Natixis va diversifier ses outils de financement en recourant aux Pfandbriefe allemands

L'établissement français a déposé une demande de licence auprès du régulateur allemand en vue de créer une banque hypothécaire à Francfort
Antoine Duroyon

Dans un contexte de resserrement du crédit bancaire, Natixis se tourne vers l’Allemagne pour stimuler ses financements dédiés à l’immobilier. La banque française prévoit la création d’une banque hypothécaire basée à Francfort et baptisée Natixis Pfandbriefbank. Elle sera détenue en totalité par Natixis et son conseil d’administration comptera deux fins connaisseurs de son modèle : Ralf Wittenbrink et Henning Rasche, lequel a été jusqu'à mi-2010 le président de l’association des banques hypothécaires allemandes (VDP). Une demande de licence auprès de la BaFin, le régulateur allemand, a été déposée dans cette perspective.

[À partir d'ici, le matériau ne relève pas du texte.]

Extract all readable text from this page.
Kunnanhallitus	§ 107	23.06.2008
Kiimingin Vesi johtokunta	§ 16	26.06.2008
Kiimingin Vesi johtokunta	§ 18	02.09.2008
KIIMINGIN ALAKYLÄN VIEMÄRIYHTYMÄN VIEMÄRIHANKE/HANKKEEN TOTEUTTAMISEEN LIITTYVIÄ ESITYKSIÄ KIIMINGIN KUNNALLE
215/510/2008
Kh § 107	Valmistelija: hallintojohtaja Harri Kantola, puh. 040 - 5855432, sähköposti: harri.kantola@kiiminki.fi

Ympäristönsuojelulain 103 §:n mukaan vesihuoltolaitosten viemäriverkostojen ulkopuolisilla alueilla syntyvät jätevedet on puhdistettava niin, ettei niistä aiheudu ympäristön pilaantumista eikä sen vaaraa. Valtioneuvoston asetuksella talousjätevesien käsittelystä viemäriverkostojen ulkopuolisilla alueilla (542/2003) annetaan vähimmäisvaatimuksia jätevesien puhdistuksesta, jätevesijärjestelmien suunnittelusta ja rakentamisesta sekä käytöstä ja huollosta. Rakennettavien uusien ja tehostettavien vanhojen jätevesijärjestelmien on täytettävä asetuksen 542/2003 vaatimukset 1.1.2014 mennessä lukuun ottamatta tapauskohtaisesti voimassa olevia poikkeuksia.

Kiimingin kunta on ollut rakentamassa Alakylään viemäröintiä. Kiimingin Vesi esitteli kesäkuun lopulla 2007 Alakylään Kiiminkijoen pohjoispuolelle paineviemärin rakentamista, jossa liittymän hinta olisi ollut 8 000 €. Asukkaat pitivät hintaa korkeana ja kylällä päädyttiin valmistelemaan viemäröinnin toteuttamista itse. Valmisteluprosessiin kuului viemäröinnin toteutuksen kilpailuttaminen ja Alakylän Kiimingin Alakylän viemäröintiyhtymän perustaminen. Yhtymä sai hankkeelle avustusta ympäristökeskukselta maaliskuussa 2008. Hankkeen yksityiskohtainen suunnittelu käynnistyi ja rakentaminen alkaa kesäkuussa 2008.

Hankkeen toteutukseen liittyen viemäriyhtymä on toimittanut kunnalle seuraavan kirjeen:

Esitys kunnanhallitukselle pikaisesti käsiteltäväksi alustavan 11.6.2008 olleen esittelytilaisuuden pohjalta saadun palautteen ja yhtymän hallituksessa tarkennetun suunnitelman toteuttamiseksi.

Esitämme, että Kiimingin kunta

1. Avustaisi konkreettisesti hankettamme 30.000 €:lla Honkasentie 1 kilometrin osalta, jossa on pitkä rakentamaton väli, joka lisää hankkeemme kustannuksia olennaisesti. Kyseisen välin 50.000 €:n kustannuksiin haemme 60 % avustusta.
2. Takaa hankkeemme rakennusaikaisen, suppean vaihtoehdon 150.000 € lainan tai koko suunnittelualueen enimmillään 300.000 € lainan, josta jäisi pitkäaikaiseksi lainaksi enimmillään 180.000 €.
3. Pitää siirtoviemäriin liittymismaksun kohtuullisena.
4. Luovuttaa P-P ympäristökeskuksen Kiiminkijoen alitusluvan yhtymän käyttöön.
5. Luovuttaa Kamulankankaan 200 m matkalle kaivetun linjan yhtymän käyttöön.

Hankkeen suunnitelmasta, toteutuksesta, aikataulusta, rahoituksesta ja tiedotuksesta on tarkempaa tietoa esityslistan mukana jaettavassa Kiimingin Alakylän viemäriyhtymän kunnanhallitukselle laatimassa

La Pfandbriefbank, une structure régie par le droit bancaire allemand, se concentre principalement sur deux segments : les financements publics et les financements immobiliers. La législation allemande permet aux établissements dotés d’une licence d'émettre des obligations sécurisées (Pfandbriefe) pour se refinancer. Natixis indique que sa filiale allemande se focalisera sur le «financement de transactions immobilières commerciales en Europe, et plus particulièrement en Allemagne et en France». Elle pourra ainsi viser le marché parisien, en particulier prime, qui reste attractif aux yeux des investisseurs.

«La part éligible des actifs sera refinancée au moyen d’émission d’obligations adossées à des crédits immobiliers (Hypothekenpfandbriefe)», précise la banque hexagonale. Le principal et les intérêts des obligations sont ainsi garantis à tout moment par un pool d’actifs supervisé par un agent fiduciaire indépendant. Pour la part non éligible, la banque peut avoir recours à des émissions non sécurisées. Un système qui doit permettre à Natixis de diversifier ses outils de financement.

Un autre établissement bancaire a également affiché hier cette volonté de diversification. Le britannique Lloyds Banking Group (LBG) est venu tester le marché de la dette senior non sécurisée, fermé depuis juillet à la plupart des établissements. Il a placé 1,5 milliard d’euros à cinq ans. LBG a offert un rendement supérieur de 305 points de base au taux swap de référence, une prime qualifiée d'«impressionnante» par la Société Générale. BNP Paribas, Deutsche Bank et JPMorgan ont piloté l’opération avec l'émetteur.